Fong Zhi Ven, Fernández-Del Castillo Carlos
Department of Surgery, Massachusetts General Hospital, Harvard Medical School, 15 Parkman Street, Boston, MA 02114-3117, USA.
Department of Surgery, Massachusetts General Hospital, Harvard Medical School, 15 Parkman Street, Boston, MA 02114-3117, USA.

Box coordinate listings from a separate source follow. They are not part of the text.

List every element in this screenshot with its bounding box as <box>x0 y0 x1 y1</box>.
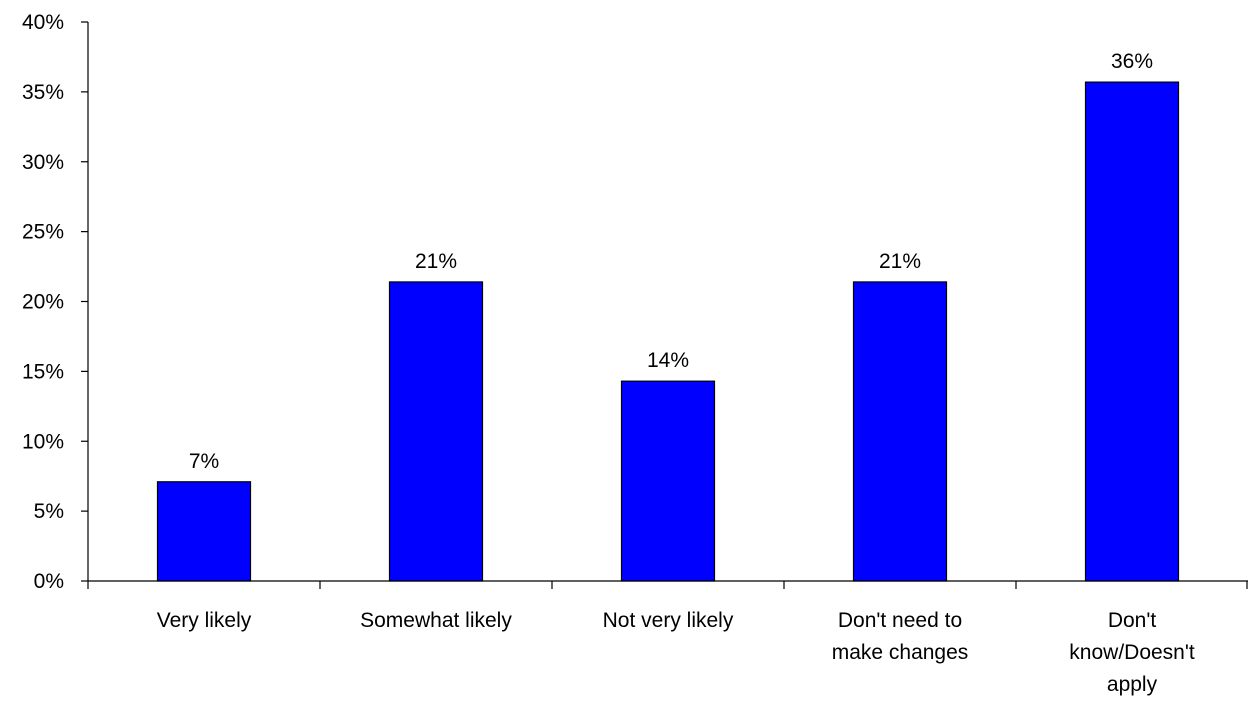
y-tick-label: 25% <box>22 221 64 244</box>
y-tick-label: 5% <box>34 500 64 523</box>
y-tick-label: 10% <box>22 430 64 453</box>
y-tick-label: 35% <box>22 81 64 104</box>
data-label: 14% <box>647 349 689 372</box>
bar <box>620 380 716 582</box>
category-label-line: Very likely <box>157 609 252 632</box>
bar <box>388 281 484 582</box>
y-tick-label: 30% <box>22 151 64 174</box>
data-label: 36% <box>1111 50 1153 73</box>
y-tick-label: 0% <box>34 570 64 593</box>
category-label: Somewhat likely <box>360 609 512 632</box>
bar <box>852 281 948 582</box>
y-tick-label: 15% <box>22 360 64 383</box>
data-labels: 7% 21% 14% 21% 36% <box>189 50 1153 473</box>
y-tick-label: 20% <box>22 291 64 314</box>
category-label-line: know/Doesn't <box>1069 641 1195 664</box>
x-axis <box>87 580 1248 589</box>
bar <box>1084 81 1180 582</box>
category-label-line: Somewhat likely <box>360 609 512 632</box>
data-label: 7% <box>189 450 219 473</box>
data-label: 21% <box>415 250 457 273</box>
y-axis: 0% 5% 10% 15% 20% 25% 30% 35% 40% <box>22 11 89 593</box>
y-tick-label: 40% <box>22 11 64 34</box>
bars <box>156 81 1180 582</box>
category-label: Very likely <box>157 609 252 632</box>
category-label: Don't know/Doesn't apply <box>1069 609 1195 696</box>
category-label-line: Don't <box>1108 609 1157 632</box>
bar <box>156 481 252 582</box>
category-label-line: make changes <box>832 641 969 664</box>
category-labels: Very likely Somewhat likely Not very likel… <box>157 609 1195 696</box>
category-label: Not very likely <box>603 609 734 632</box>
category-label-line: apply <box>1107 673 1158 696</box>
data-label: 21% <box>879 250 921 273</box>
category-label: Don't need to make changes <box>832 609 969 664</box>
category-label-line: Not very likely <box>603 609 734 632</box>
category-label-line: Don't need to <box>838 609 962 632</box>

Surg Clin North Am. 2016 Dec;96(6):1431-1445. doi: 10.1016/j.suc.2016.07.009.
The incidence of intraductal papillary mucinous neoplasms (IPMNs) of the pancreas has been rising in the past 2 decades, driven mainly by the widespread use of cross-sectional imaging. IPMNs are intraductal mucin-producing neoplasms that involve the main pancreatic duct or its side branches and lack the ovarian stroma typically seen in mucinous cystic neoplasms. The International Association of Pancreatology released consensus guidelines in 2006 and 2012 providing clinical algorithms based on IPMN features and risk of malignancy. In this article, we review the different classifications of IPMNs, their natural history, and clinical management and address recent controversies in the literature.
在过去20年中,胰腺导管内乳头状黏液性肿瘤(IPMN)的发病率一直在上升,这主要是由于横断面成像技术的广泛应用。IPMN是一种产生导管内黏液的肿瘤,累及主胰管或其分支,且缺乏黏液性囊性肿瘤中常见的卵巢间质。国际胰腺病协会在2006年和2012年发布了共识指南,提供了基于IPMN特征和恶性风险的临床算法。在本文中,我们回顾了IPMN的不同分类、其自然病史、临床管理,并讨论了文献中最近的争议。